Mad Men: Season 7.1 created by Matthew Weiner (Lionsgate Television, Weiner Bros., American Movie Classics)
Starring Jon Hamm, Elisabeth Moss, Vincent Kartheiser, January Jones, Christina Hendricks, John Slattery, and Kiernan Shipka.
*Spoiler Alert for Previous Seasons*
The season begins with a pitch, work that is the central aspect behind Mad Men the series. But this time, peripatetic soul and principal character, Don Draper (Jon Hamm) isn’t giving it. Deep in the spiraling orbit of “leave” from Sterling Cooper, Don twiddles his thumbs and keeps up appearances for his wife Megan (Jessica Paré) as they attempt a bi-coastal relationship.
Don dulls the monotony of life with endless television as he awaits a call from the firm he created, hoping that they’ll welcome him back with open arms.
But the firm is just fine. Pete Campbell (Vincent Kartheiser) and Ted Chaough (Kevin Rahm) are building business on the West Coast. There are significant opportunities with multiple clients and creative functions well under the brash leadership of Lou Avery (Allan Havey) and discontent Peggy Olson (Elisabeth Moss).
In fact, the future manifests itself with the installation of a computer to drive data analytics, much to the delight of Harry Crane (Rich Sommer) and Jim Cutler (Harry Hamlin), less so for the paranoid Michael Ginsberg (Ben Feldman).
So what’s Don to do? Find work elsewhere—a proposition certainly expected for the rest of the Sterling Cooper partners. Or is there a way to wriggle back into the fold?
Circle the Drain
Much of Mad Men deals with the cyclical nature of satisfaction and discontent. When life is good for the players on Madison Avenue, the joy reverberates more hollowly with each success. When life is low, there’s not enough booze, drugs, and sex to assuage the psyche.
The 1960s represents an era of turmoil and considerable advances. For every moon landing there’s an MLK assassination. For every advancement granted to women in the workplace, there’s a Manson murder. For every discovery in technology such as a computer, there’s a subset of the nation searching for the Hippy idyllic in Upstate New York.

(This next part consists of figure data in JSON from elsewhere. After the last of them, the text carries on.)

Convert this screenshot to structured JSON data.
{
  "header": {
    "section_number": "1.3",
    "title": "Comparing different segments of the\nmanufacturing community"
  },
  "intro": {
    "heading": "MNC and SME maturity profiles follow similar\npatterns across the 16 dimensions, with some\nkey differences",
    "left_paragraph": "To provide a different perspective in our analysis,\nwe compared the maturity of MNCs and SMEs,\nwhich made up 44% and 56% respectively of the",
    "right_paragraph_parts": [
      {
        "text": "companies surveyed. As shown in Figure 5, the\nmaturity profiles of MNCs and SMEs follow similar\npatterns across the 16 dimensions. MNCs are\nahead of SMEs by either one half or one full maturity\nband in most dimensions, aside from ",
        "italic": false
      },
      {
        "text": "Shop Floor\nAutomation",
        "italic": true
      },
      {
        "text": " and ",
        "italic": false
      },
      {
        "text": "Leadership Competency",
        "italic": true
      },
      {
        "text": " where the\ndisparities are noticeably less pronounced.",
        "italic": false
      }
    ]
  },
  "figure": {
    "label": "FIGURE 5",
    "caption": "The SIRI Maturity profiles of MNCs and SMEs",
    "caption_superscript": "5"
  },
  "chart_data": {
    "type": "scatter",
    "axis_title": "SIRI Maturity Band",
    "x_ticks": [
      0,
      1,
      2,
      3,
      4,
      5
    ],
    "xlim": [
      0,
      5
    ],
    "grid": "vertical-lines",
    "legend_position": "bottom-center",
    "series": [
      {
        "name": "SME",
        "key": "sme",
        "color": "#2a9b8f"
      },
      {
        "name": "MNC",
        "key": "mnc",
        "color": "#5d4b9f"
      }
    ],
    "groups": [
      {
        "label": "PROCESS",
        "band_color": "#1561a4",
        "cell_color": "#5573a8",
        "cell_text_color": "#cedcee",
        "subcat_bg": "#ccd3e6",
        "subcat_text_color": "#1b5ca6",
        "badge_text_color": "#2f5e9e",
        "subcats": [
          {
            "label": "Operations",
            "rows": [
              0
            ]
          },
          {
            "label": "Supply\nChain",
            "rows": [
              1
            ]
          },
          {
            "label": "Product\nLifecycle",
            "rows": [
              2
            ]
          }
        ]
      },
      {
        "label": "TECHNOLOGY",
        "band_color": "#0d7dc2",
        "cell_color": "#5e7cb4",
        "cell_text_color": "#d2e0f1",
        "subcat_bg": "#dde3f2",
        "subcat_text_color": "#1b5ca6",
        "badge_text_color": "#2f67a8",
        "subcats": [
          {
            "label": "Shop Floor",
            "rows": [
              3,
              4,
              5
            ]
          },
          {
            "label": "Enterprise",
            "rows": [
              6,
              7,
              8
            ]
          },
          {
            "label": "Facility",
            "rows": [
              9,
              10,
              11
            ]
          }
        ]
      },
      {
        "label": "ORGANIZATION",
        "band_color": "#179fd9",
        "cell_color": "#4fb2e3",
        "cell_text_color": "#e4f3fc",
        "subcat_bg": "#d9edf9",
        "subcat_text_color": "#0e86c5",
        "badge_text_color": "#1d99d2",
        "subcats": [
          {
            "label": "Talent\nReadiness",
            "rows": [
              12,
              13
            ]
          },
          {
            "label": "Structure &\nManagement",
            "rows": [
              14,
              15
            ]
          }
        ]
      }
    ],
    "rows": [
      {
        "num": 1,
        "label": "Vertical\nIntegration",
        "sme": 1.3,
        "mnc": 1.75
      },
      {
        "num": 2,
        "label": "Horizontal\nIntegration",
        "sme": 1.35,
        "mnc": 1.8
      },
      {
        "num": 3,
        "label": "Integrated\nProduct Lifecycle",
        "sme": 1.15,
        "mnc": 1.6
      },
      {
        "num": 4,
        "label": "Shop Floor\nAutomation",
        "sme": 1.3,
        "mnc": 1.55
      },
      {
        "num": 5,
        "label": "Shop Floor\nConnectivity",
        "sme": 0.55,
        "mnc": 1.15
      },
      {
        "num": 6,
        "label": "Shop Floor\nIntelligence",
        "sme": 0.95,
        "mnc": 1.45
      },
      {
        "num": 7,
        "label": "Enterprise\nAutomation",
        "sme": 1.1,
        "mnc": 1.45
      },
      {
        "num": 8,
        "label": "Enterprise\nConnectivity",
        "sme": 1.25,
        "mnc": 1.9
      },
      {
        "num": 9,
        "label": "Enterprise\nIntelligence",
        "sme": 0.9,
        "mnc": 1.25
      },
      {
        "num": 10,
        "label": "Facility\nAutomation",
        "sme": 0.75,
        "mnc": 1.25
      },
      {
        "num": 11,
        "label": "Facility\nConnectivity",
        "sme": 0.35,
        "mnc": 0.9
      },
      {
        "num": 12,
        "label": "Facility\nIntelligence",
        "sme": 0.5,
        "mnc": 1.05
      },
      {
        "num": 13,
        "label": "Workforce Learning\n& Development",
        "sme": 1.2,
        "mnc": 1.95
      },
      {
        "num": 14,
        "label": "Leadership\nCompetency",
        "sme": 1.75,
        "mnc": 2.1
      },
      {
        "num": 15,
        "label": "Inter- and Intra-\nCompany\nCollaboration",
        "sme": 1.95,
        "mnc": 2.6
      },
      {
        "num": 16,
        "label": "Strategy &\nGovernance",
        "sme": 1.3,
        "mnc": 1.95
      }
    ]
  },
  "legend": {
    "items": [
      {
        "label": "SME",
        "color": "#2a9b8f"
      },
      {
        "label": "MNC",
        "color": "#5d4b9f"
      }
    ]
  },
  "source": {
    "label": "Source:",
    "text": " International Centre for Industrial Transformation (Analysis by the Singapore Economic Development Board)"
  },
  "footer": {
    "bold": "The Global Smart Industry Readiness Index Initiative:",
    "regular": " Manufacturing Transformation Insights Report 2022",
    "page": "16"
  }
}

And so the characters of Mad Men advance in the tension of life. They work harder and spend more in search of happiness without realizing that perhaps the best things in life are free. Don Draper does everything in his power to get his job back without thinking about the awkwardness of crawling back to an agency that essentially fired him. Pete Campbell perfects his California tan without considering the void he’s leaving with the wife and child he’s left in New York.
Peggy continues to climb the corporate ladder but never feels like she accomplished anything because a part of her mourns the choices she’s made against becoming a wife and starting a family.
We all win some and lose some. But wrapping identity in those accomplishments can have disastrous effects. While some may complain about the circuitous nature of its plots, I remain confident in the quality storytelling of Mad Men.
I might not be a huge fan of AMC’s decision to split this final seasons into two half season over these next two years, but I continue to enjoy what’s unfolding in Mad Men.